Oder kam doch alles ganz plötzlich und damit auch der Auftrag von Bertha Ludolph, nunmehr verwitwete Groschuff an Wilhelm Jacob Thomas, die Apotheke zu übernehmen, sehr überraschend?
Die Verwaltung der Hirsch-Apotheke
Die erwähnte Festschrift zum 300jährigen Bestehen der Hirsch-Apotheke in Siegen vermerkt zum Engagement von Wilhelm Thomas in Siegen in nur sehr wenigen Zeilen:
„Ein neuer Wechsel tritt 1869 ein: Der 1866 approbierte Apotheker Max Groschuff bittet am 9. Juni um die Konzession für die bisherige Wredesche Apotheke, die ihm am 24. Juni erteilt wird. Nach dem Tod von Groschuff (1878) überträgt seine Witwe die Verwaltung der Apotheke an den in Marburg approbierten Pharmazeuten Wilhelm Thomas aus Netphen, den sie später heiratet.

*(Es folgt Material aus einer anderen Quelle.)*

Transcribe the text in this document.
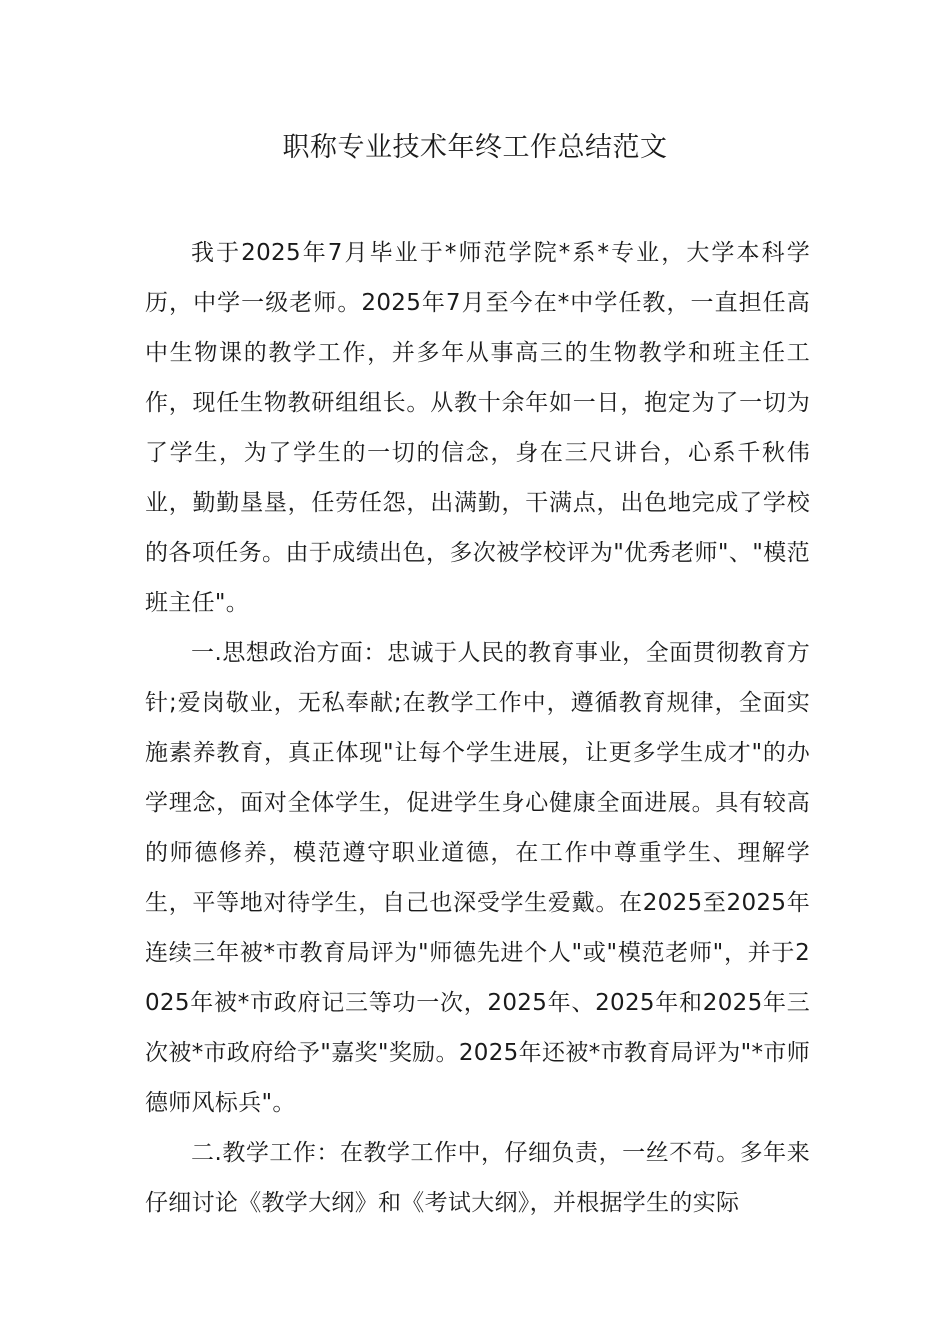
职称专业技术年终工作总结范文

我于2025年7月毕业于*师范学院*系*专业，大学本科学历，中学一级老师。2025年7月至今在*中学任教，一直担任高中生物课的教学工作，并多年从事高三的生物教学和班主任工作，现任生物教研组组长。从教十余年如一日，抱定为了一切为了学生，为了学生的一切的信念，身在三尺讲台，心系千秋伟业，勤勤垦垦，任劳任怨，出满勤，干满点，出色地完成了学校的各项任务。由于成绩出色，多次被学校评为"优秀老师"、"模范班主任"。

一.思想政治方面：忠诚于人民的教育事业，全面贯彻教育方针;爱岗敬业，无私奉献;在教学工作中，遵循教育规律，全面实施素养教育，真正体现"让每个学生进展，让更多学生成才"的办学理念，面对全体学生，促进学生身心健康全面进展。具有较高的师德修养，模范遵守职业道德，在工作中尊重学生、理解学生，平等地对待学生，自己也深受学生爱戴。在2025至2025年连续三年被*市教育局评为"师德先进个人"或"模范老师"，并于2025年被*市政府记三等功一次，2025年、2025年和2025年三次被*市政府给予"嘉奖"奖励。2025年还被*市教育局评为"*市师德师风标兵"。

二.教学工作：在教学工作中，仔细负责，一丝不苟。多年来仔细讨论《教学大纲》和《考试大纲》，并根据学生的实际
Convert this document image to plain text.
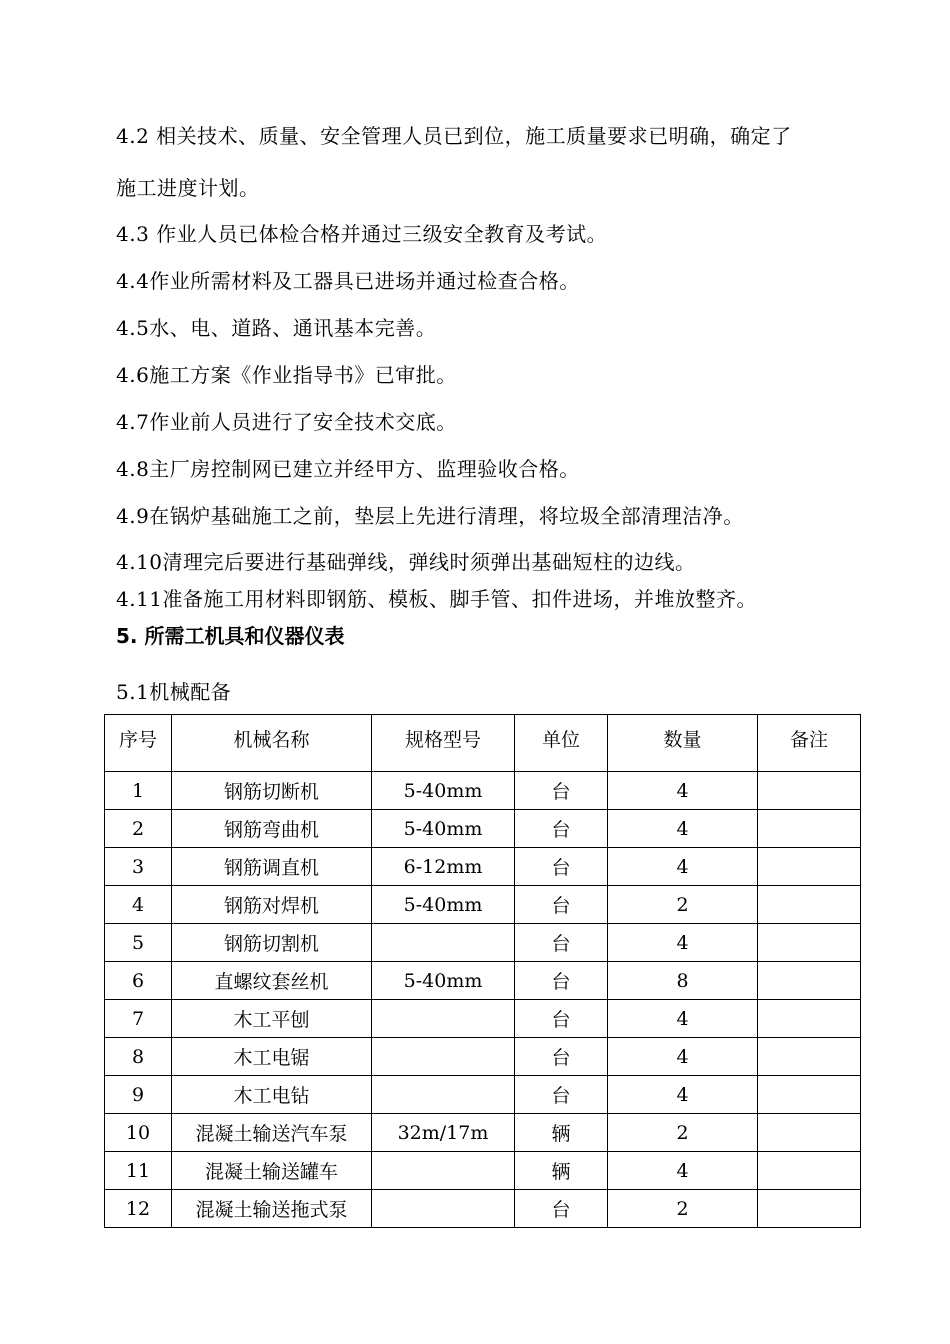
4.2 相关技术、质量、安全管理人员已到位，施工质量要求已明确，确定了
施工进度计划。
4.3 作业人员已体检合格并通过三级安全教育及考试。
4.4作业所需材料及工器具已进场并通过检查合格。
4.5水、电、道路、通讯基本完善。
4.6施工方案《作业指导书》已审批。
4.7作业前人员进行了安全技术交底。
4.8主厂房控制网已建立并经甲方、监理验收合格。
4.9在锅炉基础施工之前，垫层上先进行清理，将垃圾全部清理洁净。
4.10清理完后要进行基础弹线，弹线时须弹出基础短柱的边线。
4.11准备施工用材料即钢筋、模板、脚手管、扣件进场，并堆放整齐。
5. 所需工机具和仪器仪表
5.1机械配备
序号	机械名称	规格型号	单位	数量	备注
1	钢筋切断机	5-40mm	台	4	
2	钢筋弯曲机	5-40mm	台	4	
3	钢筋调直机	6-12mm	台	4	
4	钢筋对焊机	5-40mm	台	2	
5	钢筋切割机		台	4	
6	直螺纹套丝机	5-40mm	台	8	
7	木工平刨		台	4	
8	木工电锯		台	4	
9	木工电钻		台	4	
10	混凝土输送汽车泵	32m/17m	辆	2	
11	混凝土输送罐车		辆	4	
12	混凝土输送拖式泵		台	2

Zunächst aber musste Wilhelm Thomas überhaupt erst einmal als Apotheker der Hirschapotheke zugelassen werden. Auf der zweiten Seite seiner Approbationsurkunde vom 15. Juli 1874 findet sich ein kleiner zusätzlicher Vermerk: „Wilhelm Thomas ist heute vorschriftsmäßig als Apotheker vereidigt. Siegen, 21. Januar 1879, Der Landrath. Unterschrift Siegel:Koen.Pr.Landraths-Amt zu Siegen“
Wie sich die Apotheke entwickelte ist nicht bekannt. Über das Familienleben sind zumindest die äußeren Daten bekannt.
Der Verkauf der Apotheke
Ab wann Bertha Ludolph, verw. Groschuff, die immerhin vier Kinder zu versorgen hatte, und Wilhelm Thomas, der ihre Apotheke verwaltete, Tisch und Bett teilten, ist nicht bekannt. Das Datum ihrer Hochzeit zweieinhalb Jahre nach dem Tod von Max Groschuff, der 3. Mai 1881, fand sich in den nachgelassenen Unterlagen nicht, sondern musste in Archiven erfragt werden. Acht Monate nach der Geburt von Paul im April 1884 wurde die Hirsch-Apotheke zum 31.12.1884 verkauft. Aus der 300 Jahre Denkschrift der Hirschapotheke:
„Am 31. Dezember 1884 zeigt Frau Thomas-Groschuff an, daß sie die Apotheke an Albert Sartorius aus Lauterbach verkauft habe. Der Kaufpreis beträgt für die Immobilien 58000 Mark, für die Mobilien 27000 Mark und für das Privileg 106000 Mark. Am 7. Januar 1885 erhält der 1877 zu Darmstadt approbierte Apotheker Albert Sartorius die Konzession.“
Hatten Max Groschuff und sein Schwiegervater Friedrich Wilhelm Ludolph im Jahre 1869 45 Tausend Thaler zahlen müssen, so war der gesamte Komplex jetzt, nach 15 Jahren 191 Tausend Mark wert. Da in dieser Zeit eine relative Preisstabilität herrschte kann also durchaus von einem ordentlichen Zugewinn durch den Verkauf ausgegangen werden.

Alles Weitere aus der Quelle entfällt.